There are a number of other ME/CFS patients Dr. Paul Cheney was treating and the CDC was monitoring who had the same immune profile I had.
Do I have PEM? Yes, I can go out and suddenly, it is like a ton of cement has been poured on me. I just can’t go any further. This improved a lot while I was being treated by the late Dr. Paul Cheney. But everything fell apart when I got Covid twice this year.
Now I have high blood pressure and A-fib which I never had before.
There is so much more to ME/CFS than just PEM, but it is low-hanging fruit for studies.

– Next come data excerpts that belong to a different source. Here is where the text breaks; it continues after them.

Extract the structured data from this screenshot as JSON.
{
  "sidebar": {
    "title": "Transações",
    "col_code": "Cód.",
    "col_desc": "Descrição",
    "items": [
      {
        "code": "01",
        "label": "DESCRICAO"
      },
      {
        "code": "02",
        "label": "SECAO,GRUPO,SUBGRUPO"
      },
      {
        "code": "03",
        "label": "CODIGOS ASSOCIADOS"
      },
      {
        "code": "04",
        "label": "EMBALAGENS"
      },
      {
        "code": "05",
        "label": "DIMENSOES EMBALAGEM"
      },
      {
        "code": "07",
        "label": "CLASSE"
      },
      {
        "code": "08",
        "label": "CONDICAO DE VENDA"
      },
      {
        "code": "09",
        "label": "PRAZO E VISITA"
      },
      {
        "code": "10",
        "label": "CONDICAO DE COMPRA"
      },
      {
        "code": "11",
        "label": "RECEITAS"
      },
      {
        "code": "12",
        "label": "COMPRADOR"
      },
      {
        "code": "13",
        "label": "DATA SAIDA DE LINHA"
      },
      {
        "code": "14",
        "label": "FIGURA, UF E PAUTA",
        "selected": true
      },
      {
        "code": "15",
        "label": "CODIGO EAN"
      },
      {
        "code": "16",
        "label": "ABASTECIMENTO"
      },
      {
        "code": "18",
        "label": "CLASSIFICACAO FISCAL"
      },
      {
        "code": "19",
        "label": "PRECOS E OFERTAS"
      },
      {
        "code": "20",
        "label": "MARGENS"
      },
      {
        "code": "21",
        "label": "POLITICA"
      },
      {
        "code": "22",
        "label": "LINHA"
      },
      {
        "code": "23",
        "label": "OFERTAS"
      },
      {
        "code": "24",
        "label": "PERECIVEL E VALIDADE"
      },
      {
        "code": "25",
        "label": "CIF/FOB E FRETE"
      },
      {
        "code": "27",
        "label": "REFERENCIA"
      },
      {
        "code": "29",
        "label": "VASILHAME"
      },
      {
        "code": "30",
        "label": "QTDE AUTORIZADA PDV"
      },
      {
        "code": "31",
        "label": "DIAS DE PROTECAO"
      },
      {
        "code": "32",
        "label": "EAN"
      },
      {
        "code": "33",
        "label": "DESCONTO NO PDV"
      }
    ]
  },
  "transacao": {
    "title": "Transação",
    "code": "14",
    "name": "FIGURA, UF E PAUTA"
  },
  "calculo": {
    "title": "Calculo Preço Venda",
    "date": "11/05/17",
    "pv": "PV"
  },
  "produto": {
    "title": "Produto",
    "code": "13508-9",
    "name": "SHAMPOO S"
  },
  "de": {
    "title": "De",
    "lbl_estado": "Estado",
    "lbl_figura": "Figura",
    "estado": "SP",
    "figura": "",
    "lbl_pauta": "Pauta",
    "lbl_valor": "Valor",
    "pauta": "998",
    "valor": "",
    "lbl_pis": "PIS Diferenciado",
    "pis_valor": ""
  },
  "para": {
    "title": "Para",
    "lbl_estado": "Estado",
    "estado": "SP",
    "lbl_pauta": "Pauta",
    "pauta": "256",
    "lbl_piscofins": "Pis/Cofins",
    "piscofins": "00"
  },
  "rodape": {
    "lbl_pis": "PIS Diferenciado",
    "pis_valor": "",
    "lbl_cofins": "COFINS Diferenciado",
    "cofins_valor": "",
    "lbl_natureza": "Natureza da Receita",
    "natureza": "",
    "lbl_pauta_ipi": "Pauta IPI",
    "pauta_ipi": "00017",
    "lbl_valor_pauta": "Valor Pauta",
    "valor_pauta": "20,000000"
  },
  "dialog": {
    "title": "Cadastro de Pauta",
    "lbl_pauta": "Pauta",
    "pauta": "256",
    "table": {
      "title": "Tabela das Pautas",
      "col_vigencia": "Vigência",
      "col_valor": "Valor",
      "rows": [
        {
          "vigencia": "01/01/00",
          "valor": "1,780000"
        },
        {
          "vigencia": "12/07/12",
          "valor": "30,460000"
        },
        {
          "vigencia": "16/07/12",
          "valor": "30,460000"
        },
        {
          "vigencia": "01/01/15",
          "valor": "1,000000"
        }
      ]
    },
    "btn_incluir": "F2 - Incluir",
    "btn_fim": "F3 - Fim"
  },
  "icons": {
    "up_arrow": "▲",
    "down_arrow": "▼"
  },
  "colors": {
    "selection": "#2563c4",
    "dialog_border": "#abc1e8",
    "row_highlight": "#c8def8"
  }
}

Imagine, if this approach really works, having ‘respite and recovery centers’ across the country. Patients could go there for however long it takes, with all the pacing guidance, supportive nutrition and supplementation etc, everything needed in the ideal optimized healing environment. How quickly might we recover (at least to remission) in that setting? And honestly it shouldnt cost that much, as many of us would not need hugely expensive medical interventions with it. Wow! The disability savings alone could probably pay for it!
4 yr+ Long COVID patient: Creatine helped my muscle issues. For 3 years, they felt like they weren’t getting any blood and hurt to use them and would leave me sore for days afterward. One day, I took 2g of creatine monohydrate an hour or so before doing pilates, and it somehow bypassed this issue. I felt like a superhero the first time I took it. I take it every day now and have noticed that my muscles are even less sore than my normal pre-COVID after a workout (just pilates, I’m not doing anything super advanced yet), but still this was a huge improvement. I’ve also noticed low CO2 on my chem panels but no one ever seemed to be concerned about that.
What about people with COPD on Oxygen therapy who also have ME/CFS? How would you figure out an exercise program for them?